Ancient ghosts reassert Armenian presence in Turkish history: Fisk

PanARMENIAN.Net - Ancient ghosts climbed out of century-old graves to reassert their Armenian presence in Turkish history after Ankara opened population registers on an online genealogy database three weeks ago, English writer and journalist Robert Fisk says in n article, published by The Independent.

"For the stunned reaction of Turks to the sudden and unexpected opening of population registers on an online genealogy database three weeks ago was so immediate and so vast that the system crashed within hours. Rather a lot of Turks, it turned out, were actually Armenians – or part-Armenians – or even partly Greek or Jewish," the article says.

"Until now, for at least two decades – at least before Sultan Erdogan’s post-coup autocracy – thousands of Turks spoke freely, albeit in private, about their ancestry. They knew that amid the mass slaughter and rape of the Armenians, many Christian families sought sanctuary in conversion to Islam, while tens of thousands of young Armenian women were given in marriage to Turkish or Kurdish Muslim men. Their children grew up as Muslims and regarded themselves as Turks but often knew that they were half-Armenian. Tens of thousands of Armenian orphans were placed in Muslim schools, forced to speak Turkish and change their names. One of the largest schools was in Beirut, organised for a time by one of Turkey’s leading feminists who wrote of her experience and was later to die in America.

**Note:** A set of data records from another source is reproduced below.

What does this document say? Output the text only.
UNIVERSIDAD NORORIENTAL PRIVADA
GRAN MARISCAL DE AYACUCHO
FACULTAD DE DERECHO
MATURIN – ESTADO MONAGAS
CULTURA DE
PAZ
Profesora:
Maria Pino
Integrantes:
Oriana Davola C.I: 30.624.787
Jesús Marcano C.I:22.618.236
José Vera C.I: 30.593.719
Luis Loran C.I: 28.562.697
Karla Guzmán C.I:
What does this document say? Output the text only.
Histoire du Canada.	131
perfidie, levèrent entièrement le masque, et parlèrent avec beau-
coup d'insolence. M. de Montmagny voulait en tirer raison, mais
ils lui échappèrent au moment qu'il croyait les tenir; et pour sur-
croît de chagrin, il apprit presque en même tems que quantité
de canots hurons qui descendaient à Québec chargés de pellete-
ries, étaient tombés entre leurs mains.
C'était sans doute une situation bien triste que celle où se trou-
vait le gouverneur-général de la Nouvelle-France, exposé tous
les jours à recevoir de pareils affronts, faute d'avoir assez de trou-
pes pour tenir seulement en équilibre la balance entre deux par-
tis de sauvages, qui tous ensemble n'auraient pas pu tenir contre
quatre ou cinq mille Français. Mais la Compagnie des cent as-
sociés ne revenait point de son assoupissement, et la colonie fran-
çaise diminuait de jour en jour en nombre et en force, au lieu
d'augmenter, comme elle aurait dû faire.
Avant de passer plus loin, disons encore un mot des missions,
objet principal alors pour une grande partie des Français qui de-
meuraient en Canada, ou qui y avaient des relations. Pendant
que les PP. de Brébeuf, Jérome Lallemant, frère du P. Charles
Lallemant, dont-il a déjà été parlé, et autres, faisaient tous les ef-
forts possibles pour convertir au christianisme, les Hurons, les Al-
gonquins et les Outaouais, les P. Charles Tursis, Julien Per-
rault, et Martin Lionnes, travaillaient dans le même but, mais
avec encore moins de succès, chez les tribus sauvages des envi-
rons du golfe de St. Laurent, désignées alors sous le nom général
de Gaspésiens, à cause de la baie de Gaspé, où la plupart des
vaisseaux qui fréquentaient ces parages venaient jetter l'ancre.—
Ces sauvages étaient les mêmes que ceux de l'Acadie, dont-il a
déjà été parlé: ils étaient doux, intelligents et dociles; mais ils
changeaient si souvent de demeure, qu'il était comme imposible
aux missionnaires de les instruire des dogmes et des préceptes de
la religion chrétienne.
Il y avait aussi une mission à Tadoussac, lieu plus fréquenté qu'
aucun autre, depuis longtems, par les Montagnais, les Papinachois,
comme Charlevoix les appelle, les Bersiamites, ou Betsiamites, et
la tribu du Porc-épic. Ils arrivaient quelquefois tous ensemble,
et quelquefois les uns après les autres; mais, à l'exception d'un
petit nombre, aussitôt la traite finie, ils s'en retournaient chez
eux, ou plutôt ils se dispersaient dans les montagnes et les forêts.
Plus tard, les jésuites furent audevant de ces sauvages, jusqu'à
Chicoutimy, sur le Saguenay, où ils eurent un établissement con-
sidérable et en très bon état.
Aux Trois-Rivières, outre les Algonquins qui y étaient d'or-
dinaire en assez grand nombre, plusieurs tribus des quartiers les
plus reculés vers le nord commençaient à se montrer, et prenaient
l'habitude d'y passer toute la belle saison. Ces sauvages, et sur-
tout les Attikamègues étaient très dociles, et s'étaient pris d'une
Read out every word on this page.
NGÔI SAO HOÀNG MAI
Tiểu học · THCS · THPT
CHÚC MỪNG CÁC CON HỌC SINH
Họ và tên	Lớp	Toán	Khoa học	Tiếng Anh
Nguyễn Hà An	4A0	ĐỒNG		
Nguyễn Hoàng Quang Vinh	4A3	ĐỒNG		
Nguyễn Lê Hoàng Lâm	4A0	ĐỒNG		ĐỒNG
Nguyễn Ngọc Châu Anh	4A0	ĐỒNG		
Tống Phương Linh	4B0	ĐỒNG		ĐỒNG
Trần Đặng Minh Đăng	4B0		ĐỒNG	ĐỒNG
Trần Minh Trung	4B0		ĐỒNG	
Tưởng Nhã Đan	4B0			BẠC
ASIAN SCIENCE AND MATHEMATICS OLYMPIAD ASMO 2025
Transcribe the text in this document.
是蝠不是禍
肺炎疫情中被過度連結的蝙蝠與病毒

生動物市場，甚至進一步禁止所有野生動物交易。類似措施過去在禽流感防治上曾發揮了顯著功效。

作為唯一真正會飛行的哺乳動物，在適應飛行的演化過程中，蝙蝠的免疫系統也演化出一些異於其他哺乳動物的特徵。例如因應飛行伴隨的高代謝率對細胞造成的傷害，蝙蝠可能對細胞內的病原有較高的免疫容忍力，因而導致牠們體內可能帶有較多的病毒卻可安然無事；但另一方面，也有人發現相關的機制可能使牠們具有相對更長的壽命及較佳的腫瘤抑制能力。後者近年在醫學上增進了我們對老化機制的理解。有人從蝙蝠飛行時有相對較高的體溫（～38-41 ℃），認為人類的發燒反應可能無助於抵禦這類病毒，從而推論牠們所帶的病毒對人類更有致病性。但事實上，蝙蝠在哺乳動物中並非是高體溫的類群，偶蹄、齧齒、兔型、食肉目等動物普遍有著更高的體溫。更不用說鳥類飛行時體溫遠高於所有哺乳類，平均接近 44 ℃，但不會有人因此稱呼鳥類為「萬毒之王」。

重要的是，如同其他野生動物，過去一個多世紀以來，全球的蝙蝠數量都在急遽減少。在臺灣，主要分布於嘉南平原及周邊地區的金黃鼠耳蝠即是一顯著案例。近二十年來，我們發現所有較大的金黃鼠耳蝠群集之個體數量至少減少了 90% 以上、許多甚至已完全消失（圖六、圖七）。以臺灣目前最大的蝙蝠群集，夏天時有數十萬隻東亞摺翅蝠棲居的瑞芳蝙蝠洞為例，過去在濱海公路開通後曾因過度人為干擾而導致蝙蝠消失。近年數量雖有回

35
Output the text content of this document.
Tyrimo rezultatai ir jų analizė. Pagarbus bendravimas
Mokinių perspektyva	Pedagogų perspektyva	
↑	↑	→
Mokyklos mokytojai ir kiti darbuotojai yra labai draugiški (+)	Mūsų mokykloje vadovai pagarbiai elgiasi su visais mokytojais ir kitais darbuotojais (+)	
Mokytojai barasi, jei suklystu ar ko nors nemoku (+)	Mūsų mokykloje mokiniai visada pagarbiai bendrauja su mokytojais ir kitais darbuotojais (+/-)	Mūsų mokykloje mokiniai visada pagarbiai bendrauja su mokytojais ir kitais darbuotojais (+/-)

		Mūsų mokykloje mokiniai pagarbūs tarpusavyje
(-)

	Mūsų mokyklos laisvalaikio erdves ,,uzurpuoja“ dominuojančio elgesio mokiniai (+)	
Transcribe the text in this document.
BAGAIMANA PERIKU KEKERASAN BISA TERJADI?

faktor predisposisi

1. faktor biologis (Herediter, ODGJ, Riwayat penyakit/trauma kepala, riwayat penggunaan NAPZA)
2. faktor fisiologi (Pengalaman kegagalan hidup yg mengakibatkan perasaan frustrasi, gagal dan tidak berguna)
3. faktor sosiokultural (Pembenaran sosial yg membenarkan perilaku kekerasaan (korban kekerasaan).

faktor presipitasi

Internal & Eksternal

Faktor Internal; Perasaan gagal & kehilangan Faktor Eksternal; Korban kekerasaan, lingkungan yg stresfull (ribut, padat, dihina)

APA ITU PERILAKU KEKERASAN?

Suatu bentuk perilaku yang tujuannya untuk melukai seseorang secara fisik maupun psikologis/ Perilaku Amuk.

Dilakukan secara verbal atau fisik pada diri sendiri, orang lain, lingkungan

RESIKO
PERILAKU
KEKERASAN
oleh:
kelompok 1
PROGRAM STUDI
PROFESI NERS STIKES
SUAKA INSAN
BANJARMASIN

"The Armenian diaspora – the 11 million Armenians living outside Turkey or Armenia itself, and who trace their ancestry back to the survivors of the 1915 genocide – were the first to understand the significance of the newly-opened population registers, noting that some information dated back to the early 1800s. Up to four million Turkish citizens were reported to have sought access to their family tree within 48 hours – which is why the system crashed – and in the days since it was re-established, according to retired statistician and Armenian demographer George Aghjayan, eight million Turks have requested their pedigrees. That’s 10 per cent of the entire Turkish population."

Perhaps two million Turks have Armenian grandmothers. But they are supposed to believe that the genocide never happened, Fisk concludes.